Ojalá el cine nacional tratara temas con honestidad, sin caer en clichés, ni guiarnos por caminos sinuosos para generar empatía. En este film, el joven director Cary Fukunaga nos introduce a un mundo amenazante, como testigos que no tienen derecho de réplica, que tienen que quedarse callados ante el medo. Su cámara filma a los Maras como un hábitat derruido, un infierno sin perdón, una pesadilla tatuada. Sin embargo dentro de este vómito social, aún se puede encontrar la redención.

Y ésta es la base del largo: puede haber esperanza en el momento más oscuro.

No es romanticismo, es simplemente evolución humana.

Esta lección la comprobamos en los ojos y la lágrima negra del Casper, un joven que vive en la frontera sur del país, un Mara de poca monta cuya vida cambia después de un cruel y fatídico accidente entre el líder de la pandilla y su novia.

Este evento desencadena una reacción moral en el Cásper quien al defender a Sayra, una indocumentada centroamericana, decide alejase de la Mara; pero estos pandileros ___ (inserta un adjetivo) aún tienen cuentas que saldar con él.

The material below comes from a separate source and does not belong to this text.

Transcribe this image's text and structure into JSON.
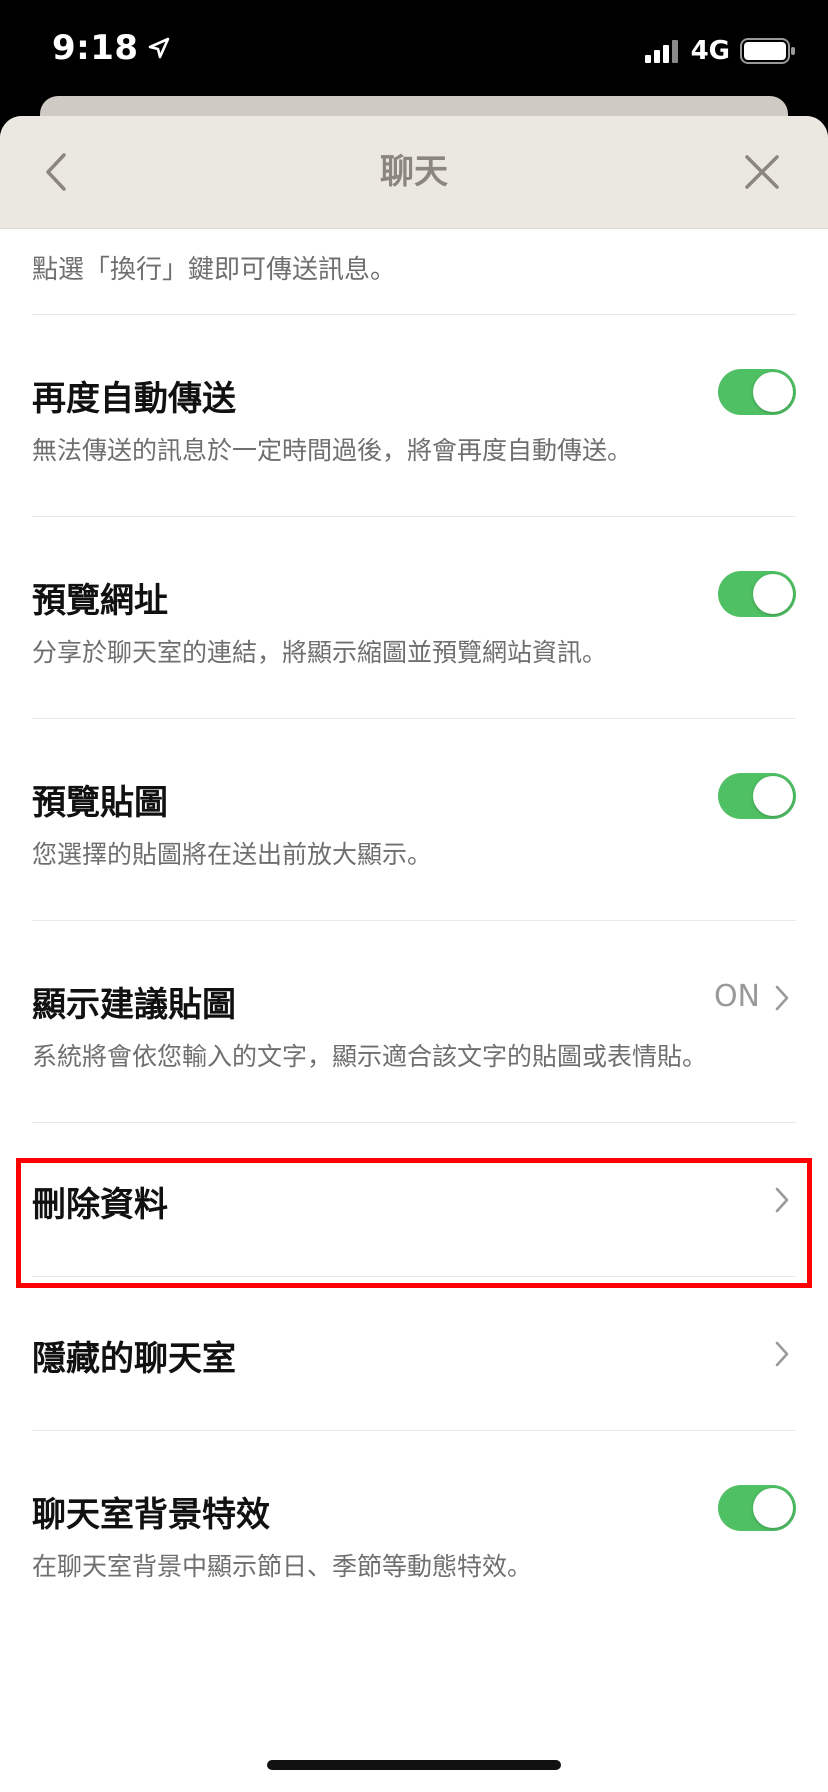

Empieza así a la mitad de la cinta, un peligroso juego del gato y el ratón. Un juego en que dos personas sin nada que perder, y con la soledad como estandarte, encuentran refugio en sus brazos, y sobretodo en la esperanza de que las desgracias de su pasado, sean la puerta para un futuro mejor.

Sin nombre lleva un ritmo plagado de suspenso, como un road trip misterioso, donde la muerte no es lo peor, lo fatal sería perder la voluntad de hacer el bien, de redimirse.